Such is the kind of happening that Liu has made her mission to facilitate in order to promote Chinese fashion designers and set them up for success. Labelhood is a singular breed of fashion incubator-meets-retailer-meets-fashion week festival. The organisation’s primary mission since its official launch in 2016 is to uplift Chinese design, and it does so through a uniquely set up multi-layered platform.
“I was always curious about how to market fashion brands, and how designers create businesses with their names and become the businesses as well as the human being,” says Liu. “I love fashion, but, I think most importantly, I love people.”
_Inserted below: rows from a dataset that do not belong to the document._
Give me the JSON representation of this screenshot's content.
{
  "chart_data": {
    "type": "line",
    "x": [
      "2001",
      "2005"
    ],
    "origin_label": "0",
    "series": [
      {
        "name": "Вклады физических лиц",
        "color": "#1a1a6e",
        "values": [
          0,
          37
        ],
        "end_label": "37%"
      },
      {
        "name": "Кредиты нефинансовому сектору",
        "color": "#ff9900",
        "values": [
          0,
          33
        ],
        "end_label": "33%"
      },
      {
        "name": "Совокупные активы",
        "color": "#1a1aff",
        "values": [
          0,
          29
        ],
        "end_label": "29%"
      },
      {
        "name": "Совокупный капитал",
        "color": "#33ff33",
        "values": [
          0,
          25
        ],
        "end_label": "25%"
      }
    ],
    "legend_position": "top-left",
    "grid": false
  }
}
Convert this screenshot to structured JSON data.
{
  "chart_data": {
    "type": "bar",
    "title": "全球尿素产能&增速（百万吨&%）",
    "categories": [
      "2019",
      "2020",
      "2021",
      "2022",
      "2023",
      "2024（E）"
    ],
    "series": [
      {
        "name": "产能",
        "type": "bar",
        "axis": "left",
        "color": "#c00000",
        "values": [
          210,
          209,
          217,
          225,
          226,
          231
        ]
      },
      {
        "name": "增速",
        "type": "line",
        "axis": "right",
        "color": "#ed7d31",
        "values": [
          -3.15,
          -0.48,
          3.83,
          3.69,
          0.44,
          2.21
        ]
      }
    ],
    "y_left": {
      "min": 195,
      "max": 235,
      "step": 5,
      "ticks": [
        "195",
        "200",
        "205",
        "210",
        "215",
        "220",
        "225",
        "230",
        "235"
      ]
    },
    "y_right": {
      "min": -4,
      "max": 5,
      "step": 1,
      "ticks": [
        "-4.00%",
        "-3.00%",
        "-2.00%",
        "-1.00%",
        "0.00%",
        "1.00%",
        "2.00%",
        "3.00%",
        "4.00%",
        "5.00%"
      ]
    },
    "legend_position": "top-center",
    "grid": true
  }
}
“She is a supporter, a connector, an old friend, and a facilitator for young and upcoming talents,” says Xander Zhou of Liu. “What is really incredible is that, because the industry here is only around 20 years old, Tasha has had an ability to work around the barriers that are in place in other markets,” adds A Magazine editor-in-chief Blake Abbie, who is half Chinese and works with Labelhood, Liu, and many of her designers on a consultancy basis. “She has taken her business background and applied it to an industry that was in its early stages to partner with these brands and find them resources, and then invest in them.”
Labelhood and Liu’s mission is not just to incubate and sell brands but also to export designers’ creativity. Liu is aware of the way in which Chinese design and production are seen around the globe, and the taboo behind the “Made in China” label is secret to no one in the industry. This is why Liu will organise visits like Brocart’s (past visitors also include Lorenzo Hadar, founder of H. Lorenzo and Andreina Longhi of communications agency Attila&Co) and pop-ups abroad. Earlier this year, she organised a Lunar New Year pop-up at Harrods in London, having designers create exclusive products.
“She is the global business card of Chinese fashion,” says Miss Lv.
Fashion East on steroids
Labelhood is, first and foremost, a talent incubator. Like Fashion East in London or what was MADE in New York, it discovers talents and supports their growth, connecting them with one another across the industry — photographers, stylists, producers — to help them with the production of their runway shows or presentations. It will also host a showroom during the week, which brands will participate in for four to six seasons before moving on to Shanghai Fashion Week’s myriad of other options. Labelhood also hosts such goings on, with its fashion week home base set up right in Rockbund, a collection of historic buildings in the former European concession, just a stone’s throw from the Bund waterfront in central Shanghai.